CLN Daily
In the realm of clinical laboratories, where billions of tests are conducted annually, the specter of error looms large. Errors can not only raise costs but also impact patient care—which is why laboratories invest significant resources in quality control (QC) activities to mitigate them.
But traditional QC approaches often adopt a one-size-fits-all strategy that can also drive unnecessary costs. Tuesday’s session, "Risk-Based Quality Control: Changing the Way We Do Quality Control," moderated by Joseph Rudolf, MD, proposed a flexible, risk-based alternative.
The session introduced a model known as Precision QC, which balances false-positive and false-negative risks to inform decisions for setting QC limits. The first part of the session highlighted the limitations of current QC approaches and introduced the concept of risk-based analysis. The second part delved into the application of the Precision QC model.

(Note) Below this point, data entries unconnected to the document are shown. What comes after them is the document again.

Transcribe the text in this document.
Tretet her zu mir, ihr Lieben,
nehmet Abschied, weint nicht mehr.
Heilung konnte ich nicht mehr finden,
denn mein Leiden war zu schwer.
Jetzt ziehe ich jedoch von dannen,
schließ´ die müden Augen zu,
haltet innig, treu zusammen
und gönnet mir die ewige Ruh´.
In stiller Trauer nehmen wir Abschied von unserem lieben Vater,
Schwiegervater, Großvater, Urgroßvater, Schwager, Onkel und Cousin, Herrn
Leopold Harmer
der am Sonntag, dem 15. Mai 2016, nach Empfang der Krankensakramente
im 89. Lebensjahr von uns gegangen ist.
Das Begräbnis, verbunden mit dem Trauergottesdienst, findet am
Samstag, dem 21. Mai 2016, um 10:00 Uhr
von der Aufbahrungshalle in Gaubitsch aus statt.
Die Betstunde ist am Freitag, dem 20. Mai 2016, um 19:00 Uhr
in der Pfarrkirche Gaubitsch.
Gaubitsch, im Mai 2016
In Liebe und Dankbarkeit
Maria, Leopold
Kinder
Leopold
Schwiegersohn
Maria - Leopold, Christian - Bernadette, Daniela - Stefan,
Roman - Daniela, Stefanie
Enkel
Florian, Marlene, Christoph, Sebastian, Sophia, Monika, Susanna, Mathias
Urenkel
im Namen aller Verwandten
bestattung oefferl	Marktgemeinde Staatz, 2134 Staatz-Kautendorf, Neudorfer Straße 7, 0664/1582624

Rudolf opened the discussion with a thought experiment asking the audience to assess the risk of walking, riding a bicycle, or driving a motorcycle. The audience overwhelmingly chose the motorcycle as the highest risk scenario. He then updated the scenario with some context, positing that the motorcycle is operated at low speeds on a closed course and the walking is along the shoulder of a busy freeway at night. The audience quickly adjusted their response to select walking.
“Risk is an intuitive concept, but it needs to be informed by data,” explained Rudolf. Achieving quality involves making a tradeoff between the costs associated with two types of error: false-positives and false-negatives. Balancing these competing costs may allow laboratories to better manage overall patient risk and laboratory expense.
Robert Schmidt, MD, PhD, MBA, kicked-off the session with a primer on risk-based QC theory. Addressing the established dogma of QC rules based on standard deviation (SD), including the “Westgard” rules of QC, he explained how risk-based QC could be used to compare the performance of various policies such as 2-SD, exponentially weighted moving average, and cumulative sum.
Schmidt also shared that some laboratories might already be using a partial implementation of risk-based QC, such as Bio-Rad’s Mission Control, which is based on Parvin’s method for estimating false- negative costs. However, he noted that this method relies on several assumptions that could lead to anomalous results.
“We hope that our work may help to overcome some of these limitations—or at least make some of the assumptions more explicit and further the adoption of risk-based QC approaches within the laboratory medicine community,” he added.
Highlighting the importance of this area in laboratory medicine, Rudolf pointed out the potential for substantial cost savings. “Clinical laboratories perform approximately 13 billion tests per year,” He said. “Even with low costs per test, suboptimal QC management can result in substantial costs to the overall health system. There is potential to develop risk-based QC applications that are easy to understand and improve QC management.”
The session provided a fresh perspective on QC in clinical laboratories, emphasizing the need to shift from traditional approaches to more nuanced, risk-based models. With the potential to significantly reduce costs and improve patient care, risk-based QC is poised to become a game-changer in laboratory medicine.